We thank Drs. Autier and Boniol for their comment raised on the outcome of our case–control study on the impact of mammography screening on the risk of death from breast cancer, but we feel that the methodologic limitations inherent to the case–control design are small.

Aarts and colleagues (1) indeed showed that the participation rate among women of high socioeconomic status (SES) is somewhat higher than those of low SES (87% vs. 79%), in the Netherlands mostly coinciding with women of non-Western ethnic descent. The attendance rate is lower in this group of women (2), in which breast cancer incidence is also considerably lower (3) as well as the risk of death from breast cancer than in the native Dutch population (4).

Aarts and colleagues further report that low SES women are diagnosed with prognostically less favorable breast cancers. However, these differences in tumor stage and overall survival were observed among nonparticipants as well as participants, either screen-detected or symptomatically diagnosed interval breast cancer (1). Therefore, it is incorrect to deduce that participants and nonparticipants present with genuine differences in risk factors associated with dying from breast cancer or from other causes. Risk differences associated with SES groups would reflect only very partially in risk differences between participants and nonparticipants. Case–control studies that could adjust for SES showed no effect of this correction on the estimated ORs (5).

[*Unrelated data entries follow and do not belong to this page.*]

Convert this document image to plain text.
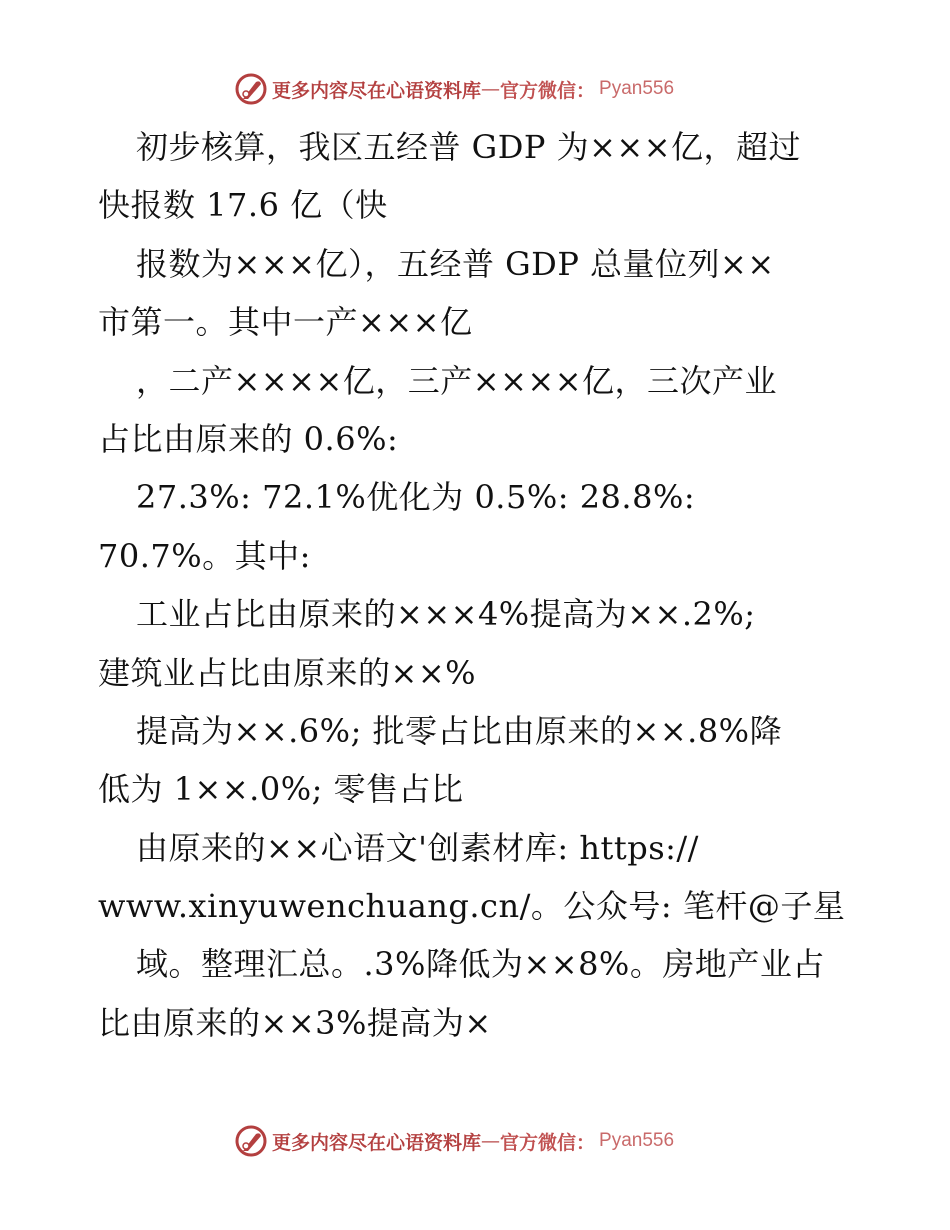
更多内容尽在心语资料库 — 官方微信： Pyan556
初步核算，我区五经普 GDP 为×××亿，超过
快报数 17.6 亿（快
报数为×××亿），五经普 GDP 总量位列××
市第一。其中一产×××亿
，二产××××亿，三产××××亿，三次产业
占比由原来的 0.6%:
27.3%: 72.1%优化为 0.5%: 28.8%:
70.7%。其中:
工业占比由原来的×××4%提高为××.2%;
建筑业占比由原来的××%
提高为××.6%; 批零占比由原来的××.8%降
低为 1××.0%; 零售占比
由原来的××心语文'创素材库: https://
www.xinyuwenchuang.cn/。公众号: 笔杆@子星
域。整理汇总。.3%降低为××8%。房地产业占
比由原来的××3%提高为×
更多内容尽在心语资料库 — 官方微信： Pyan556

Autier and Boniol question the validity of the factor used for correction of self-selection bias, which is calculated as the relative risk (RR) of death from breast cancer among nonparticipants compared with uninvited women. We used individual data on breast cancer mortality in nonparticipants from the study period 1990 to 2003 and, due to privacy regulations, aggregated data on uninvited women from the prescreening period (1986–1989). Our RR of 1.11 was remarkably similar to the RR of 1.08 from another Dutch study (6) that used data on contemporaneous groups of nonparticipants and uninvited women in the implementation period for screening (1990–1995) from the same region. If breast cancer mortality after 1990 has been decreasing among nonparticipants (numerator of the RR) due to better treatment, then this would also apply for not invited women (denominator of the RR). The RR would then approach unity and results in a higher effect of screening on the risk of breast cancer mortality, adjusted for self-selection. There is no evidence of differential treatment. As screening is fully implemented in the Netherlands, estimation of a correction factor for more recent years is hampered, but given the stable attendance rate in the Netherlands, there is little reason to believe that this will change considerably. Thus, in organized breast cancer screening programs, self-selection appears to be relatively minor.

In our case–control study, we minimized the biases inherent to an observational study design (e.g., identification and selection of cases and controls, equal access to screening during the exposure period, definition of exposure, source population). We showed that breast cancer screening resulted in a 49% reduced risk of dying of breast cancer for women invited and attended mammography screening. Observational study designs are crucial for the evaluation of the effect of mammography screening in the actual female population.

See the original Letter to the Editor, p. 869

No potential conflicts of interests were disclosed.